Venezuelan baseball player (born 1982)

Gustavo Molina (born February 24, 1982) is a Venezuelan former professional baseball catcher. He played in Major League Baseball for the Chicago White Sox, Baltimore Orioles, New York Mets, Boston Red Sox, and New York Yankees from 2007 to 2011.

==Career==
===Chicago White Sox===
Molina was originally signed as an undrafted free agent by the Chicago White Sox on January 3, 2000. He spent seven years in the minor leagues with the White Sox organization before making his major league debut on April 2, , with the White Sox. He was on the White Sox' opening day roster due to backup catcher Toby Hall being placed on the disabled list. During Molina's short one-and-a-half month tenure with the White Sox, he went 1–18 with one RBI. He got his first hit against the New York Yankees at U.S. Cellular Field.
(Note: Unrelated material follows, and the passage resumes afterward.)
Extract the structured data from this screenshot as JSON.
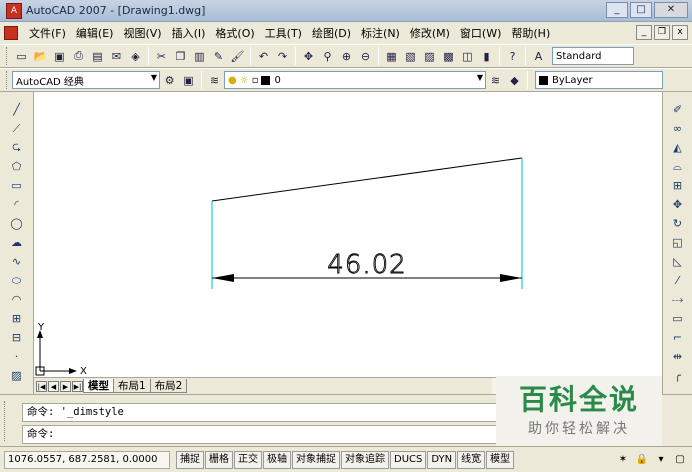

Shortly after, once Hall returned, he was sent down to the minors.

===Baltimore Orioles===
On July 30, 2007, Molina was claimed off waivers by the Baltimore Orioles, who immediately sent him to play with the Bowie Baysox, the Orioles' Double-A team.

===New York Mets===
In December 2007, Molina signed a minor league contract with the New York Mets and became a free agent at the end of the season.
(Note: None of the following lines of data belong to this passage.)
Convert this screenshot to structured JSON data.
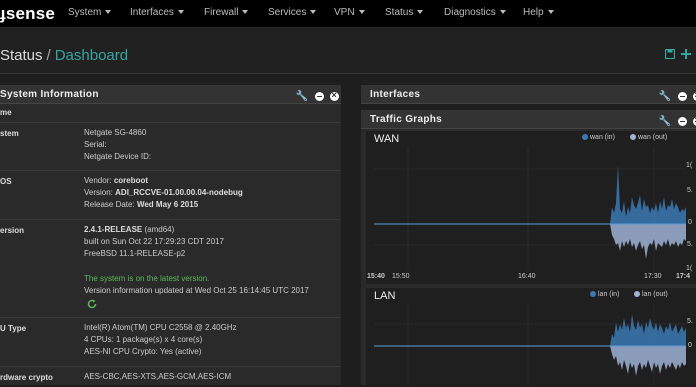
{
  "nav": {
    "brand": "sense",
    "items": [
      "System",
      "Interfaces",
      "Firewall",
      "Services",
      "VPN",
      "Status",
      "Diagnostics",
      "Help"
    ]
  },
  "breadcrumb": {
    "parent": "Status",
    "separator": "/",
    "current": "Dashboard"
  },
  "sysinfo": {
    "title": "System Information",
    "name_label": "me",
    "rows": [
      {
        "label": "stem",
        "lines": [
          "Netgate SG-4860",
          "Serial:",
          "Netgate Device ID:"
        ]
      },
      {
        "label": "OS",
        "vendor_label": "Vendor:",
        "vendor": "coreboot",
        "version_label": "Version:",
        "version": "ADI_RCCVE-01.00.00.04-nodebug",
        "release_label": "Release Date:",
        "release": "Wed May 6 2015"
      },
      {
        "label": "ersion",
        "ver": "2.4.1-RELEASE",
        "arch": "(amd64)",
        "built": "built on Sun Oct 22 17:29:23 CDT 2017",
        "freebsd": "FreeBSD 11.1-RELEASE-p2",
        "latest": "The system is on the latest version.",
        "updated": "Version information updated at Wed Oct 25 16:14:45 UTC 2017"
      },
      {
        "label": "U Type",
        "lines": [
          "Intel(R) Atom(TM) CPU C2558 @ 2.40GHz",
          "4 CPUs: 1 package(s) x 4 core(s)",
          "AES-NI CPU Crypto: Yes (active)"
        ]
      },
      {
        "label": "rdware crypto",
        "lines": [
          "AES-CBC,AES-XTS,AES-GCM,AES-ICM"
        ]
      }
    ]
  },
  "interfaces": {
    "title": "Interfaces"
  },
  "traffic": {
    "title": "Traffic Graphs",
    "wan": {
      "title": "WAN",
      "legend_in": "wan (in)",
      "legend_out": "wan (out)",
      "xticks": [
        "15:40",
        "15:50",
        "16:40",
        "17:30",
        "17:4"
      ],
      "yticks": [
        "1(",
        "5.",
        "0",
        "5.",
        "1("
      ]
    },
    "lan": {
      "title": "LAN",
      "legend_in": "lan (in)",
      "legend_out": "lan (out)",
      "yticks": [
        "5.",
        "0"
      ]
    }
  },
  "colors": {
    "accent": "#35a5a0",
    "in": "#3b79b4",
    "out": "#9fb3d6",
    "ok": "#5cb85c"
  },
  "chart_data": [
    {
      "type": "area",
      "title": "WAN",
      "series": [
        {
          "name": "wan (in)"
        },
        {
          "name": "wan (out)"
        }
      ]
    },
    {
      "type": "area",
      "title": "LAN",
      "series": [
        {
          "name": "lan (in)"
        },
        {
          "name": "lan (out)"
        }
      ]
    }
  ]
}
===Washington Nationals===
On December 23, 2008, he signed a minor league contract with the Washington Nationals.

===Boston Red Sox===
On January 29, 2010, the Boston Red Sox signed Molina to a minor league contract. On June 29, 2010, he was purchased to replace Víctor Martínez, who was placed on the DL. On July 18, he was designated for assignment. Molina was one of six catchers Boston used during the 2010 season.

===New York Yankees===
Molina signed a minor league contract with an invitation to spring training with the New York Yankees for the 2011 season. He made six plate appearances for the Yankees, recording one hit before being optioned back to Triple-A. For the Scranton/Wilkes-Barre Yankees, Molina recorded a .239 batting average, two home runs and 17 runs batted in. He was designated for assignment on August 19, and returned to the minors. For the 2012 season, Molina re-signed with the Yankees organization, and opened the season with their AA Eastern League affiliate in Trenton.
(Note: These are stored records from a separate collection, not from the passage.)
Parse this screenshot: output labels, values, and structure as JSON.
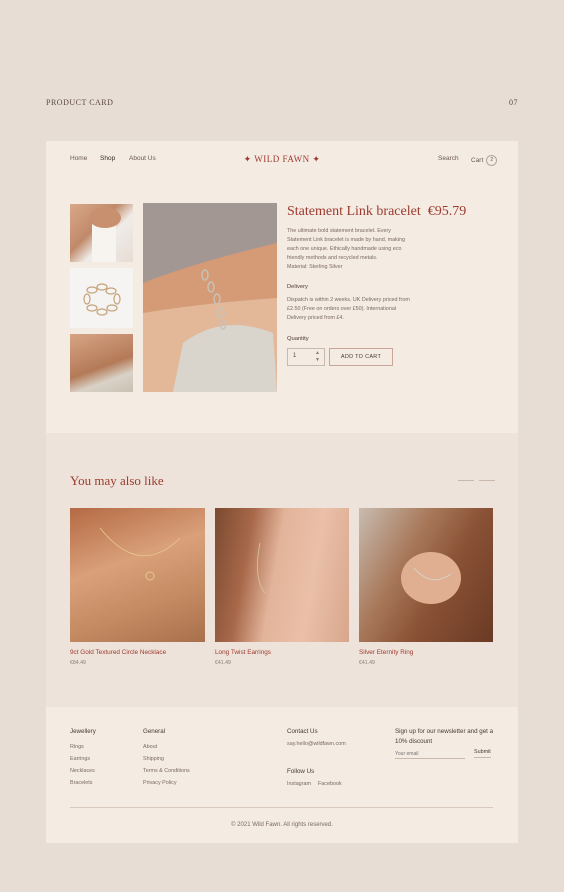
{
  "page": {
    "label": "PRODUCT CARD",
    "number": "07"
  },
  "nav": {
    "links": [
      "Home",
      "Shop",
      "About Us"
    ],
    "brand": "✦ WILD FAWN ✦",
    "search": "Search",
    "cart": "Cart",
    "cart_count": "2"
  },
  "product": {
    "title": "Statement Link bracelet",
    "price": "€95.79",
    "description": [
      "The ultimate bold statement bracelet. Every",
      "Statement Link bracelet is made by hand, making",
      "each one unique. Ethically handmade using eco",
      "friendly methods and recycled metals.",
      "Material: Sterling Silver"
    ],
    "delivery_label": "Delivery",
    "delivery": [
      "Dispatch is within 2 weeks. UK Delivery priced from",
      "£2.50 (Free on orders over £50). International",
      "Delivery priced from £4."
    ],
    "quantity_label": "Quantity",
    "quantity_value": "1",
    "add_to_cart": "ADD TO CART"
  },
  "recommend": {
    "title": "You may also like",
    "items": [
      {
        "name": "9ct Gold Textured Circle Necklace",
        "price": "€84.49"
      },
      {
        "name": "Long Twist Earrings",
        "price": "€41.49"
      },
      {
        "name": "Silver Eternity Ring",
        "price": "€41.49"
      }
    ]
  },
  "footer": {
    "col1": {
      "title": "Jewellery",
      "links": [
        "Rings",
        "Earrings",
        "Necklaces",
        "Bracelets"
      ]
    },
    "col2": {
      "title": "General",
      "links": [
        "About",
        "Shipping",
        "Terms & Conditions",
        "Privacy Policy"
      ]
    },
    "contact": {
      "title": "Contact Us",
      "email": "say.hello@wildfawn.com"
    },
    "follow": {
      "title": "Follow Us",
      "links": [
        "Instagram",
        "Facebook"
      ]
    },
    "newsletter": {
      "title": "Sign up for our newsletter and get a 10% discount",
      "placeholder": "Your email",
      "submit": "Submit"
    },
    "copyright": "© 2021 Wild Fawn. All rights reserved."
  },
  "colors": {
    "accent": "#9c3a2e",
    "page_bg": "#e8ddd4",
    "card_bg": "#f4ebe3"
  }
}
===Southern Maryland Blue Crabs===
He became a free agent from the Southern Maryland Blue Crabs after the 2016 season.

===Bridgeport Bluefish===
On June 29, 2017, Molina signed with the Bridgeport Bluefish of the Atlantic League of Professional Baseball. He became a free agent on November 1, 2017, when the Bridgeport Bluefish folded.

==Coaching career==
In 2025, Molina was named as manager of the ACL Reds the rookie-level affiliate of the Cincinnati Reds. In 2026, Molina was named as a coach for the Dayton Dragons the Reds High-A affiliate.